Pausing Long-Running PowerShell

I recently developed a PowerShell script that was going to run for a few days.

Given it was going to run for so long, I really wanted to be able to pause it if necessary to prevent having to start all over again. Not only that, but ideally I wanted others to be able to pause it too.

The script was running in bite-size batches so my initial thinking was to add a Start-Sleep at the start of each batch and look for keyboard input. However, this only works if it is running as a service account so others can log in to access the script window.

I decided to combine this concept with checking the content of a text file. If it contains YES then just carry on as usual, otherwise, sleep and then check again.

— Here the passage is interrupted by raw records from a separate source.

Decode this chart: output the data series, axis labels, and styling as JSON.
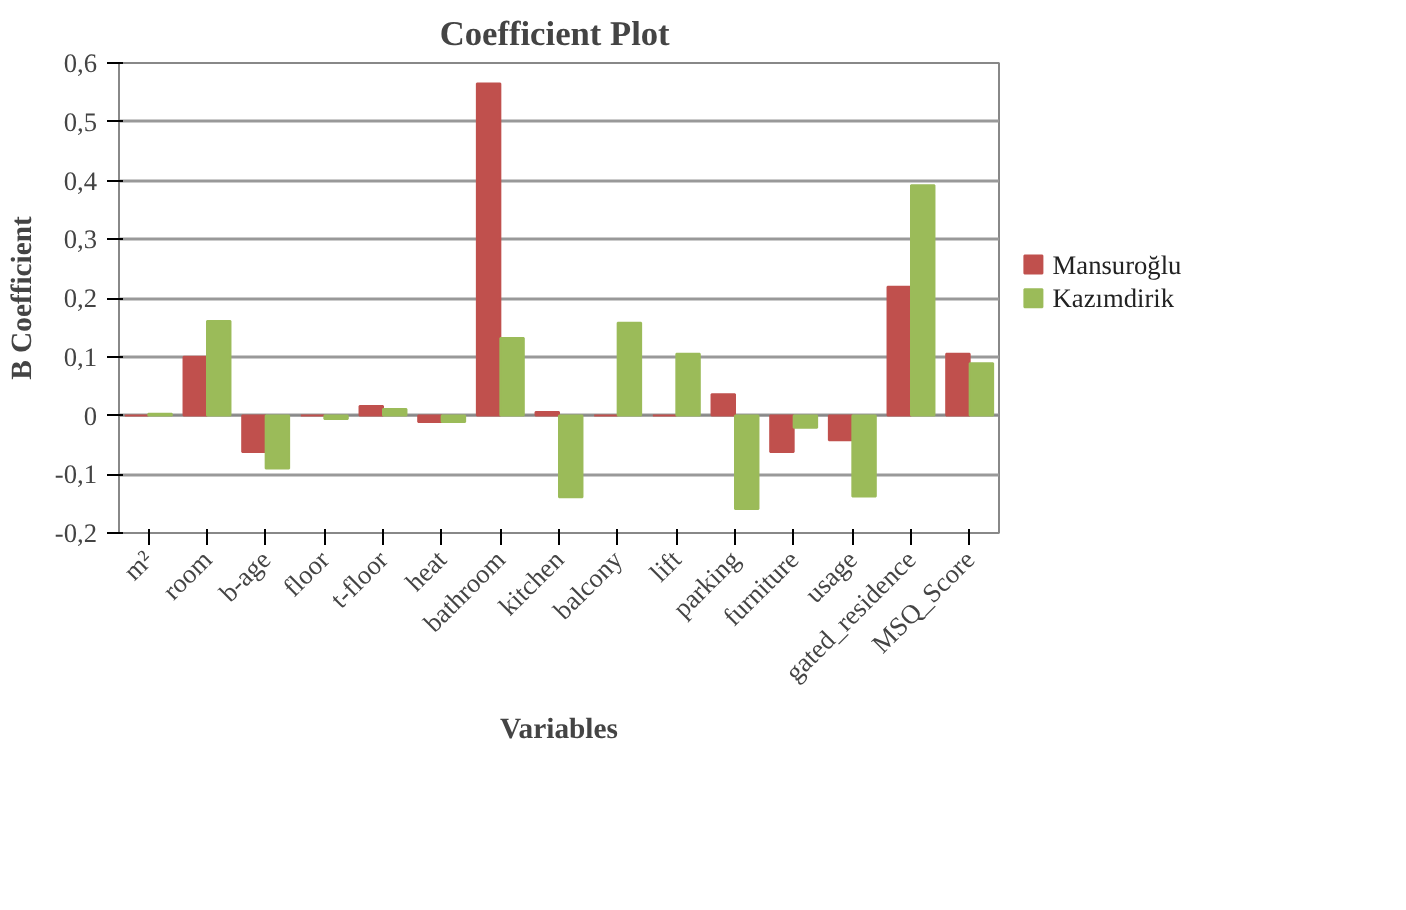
{
  "chart_data": {
    "type": "bar",
    "title": "Coefficient  Plot",
    "xlabel": "Variables",
    "ylabel": "B Coefficient",
    "categories": [
      "m²",
      "room",
      "b-age",
      "floor",
      "t-floor",
      "heat",
      "bathroom",
      "kitchen",
      "balcony",
      "lift",
      "parking",
      "furniture",
      "usage",
      "gated_residence",
      "MSQ_Score"
    ],
    "series": [
      {
        "name": "Mansuroğlu",
        "color": "#c0504d",
        "values": [
          0,
          0.1,
          -0.062,
          0,
          0.016,
          -0.011,
          0.565,
          0.006,
          0,
          0,
          0.036,
          -0.062,
          -0.042,
          0.219,
          0.105
        ]
      },
      {
        "name": "Kazımdirik",
        "color": "#9bbb59",
        "values": [
          0.003,
          0.161,
          -0.09,
          -0.006,
          0.011,
          -0.011,
          0.132,
          -0.139,
          0.158,
          0.105,
          -0.159,
          -0.021,
          -0.138,
          0.392,
          0.089
        ]
      }
    ],
    "ylim": [
      -0.2,
      0.6
    ],
    "yticks": [
      {
        "value": -0.2,
        "label": "-0,2"
      },
      {
        "value": -0.1,
        "label": "-0,1"
      },
      {
        "value": 0,
        "label": "0"
      },
      {
        "value": 0.1,
        "label": "0,1"
      },
      {
        "value": 0.2,
        "label": "0,2"
      },
      {
        "value": 0.3,
        "label": "0,3"
      },
      {
        "value": 0.4,
        "label": "0,4"
      },
      {
        "value": 0.5,
        "label": "0,5"
      },
      {
        "value": 0.6,
        "label": "0,6"
      }
    ],
    "grid": "y",
    "legend": "right"
  }
}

This means that anybody can edit the text file, change the contents and save it – and the script will gracefully pause when it gets to the next convenient point.

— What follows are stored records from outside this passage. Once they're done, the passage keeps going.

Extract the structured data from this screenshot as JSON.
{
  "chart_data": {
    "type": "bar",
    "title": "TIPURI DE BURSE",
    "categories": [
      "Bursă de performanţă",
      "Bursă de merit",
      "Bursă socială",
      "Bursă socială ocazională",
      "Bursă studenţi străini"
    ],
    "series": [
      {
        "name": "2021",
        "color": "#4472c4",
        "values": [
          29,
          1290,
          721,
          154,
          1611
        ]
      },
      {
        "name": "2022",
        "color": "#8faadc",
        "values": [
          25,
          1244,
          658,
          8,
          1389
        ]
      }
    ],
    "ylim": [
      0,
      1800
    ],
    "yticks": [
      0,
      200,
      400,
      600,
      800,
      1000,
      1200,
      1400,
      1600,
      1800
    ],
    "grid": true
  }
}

To start it up again then anybody with access can just edit the text file, set the value to YES, and the script will start up again as if nothing happened when it gets to the end of the current sleep.

$batchNum = 1;
$continueFile = 'continue.txt';
Write-Host "Starting . . .";
do {
  Write-Host "Batch $batchNum";
  do {
    $continue = Get-Content $continueFile;
    if ($continue -ne 'YES') {
      Write-Host "Pausing for 10 seconds - to restart ensure continue.txt = YES";
      Start-Sleep 10;
    } else {
      Write-Host "Continuing . . .";
  } while ($continue -ne 'YES')
  Start-Sleep 10;
} while ($batchNum -lt 1000)
Write-Host "Finished . . .";

Of course, if you really need to then you can always CTRL+C to cancel the script at any stage too, but this is a simple way to not only allow the script owner to pause but allow others to pause too.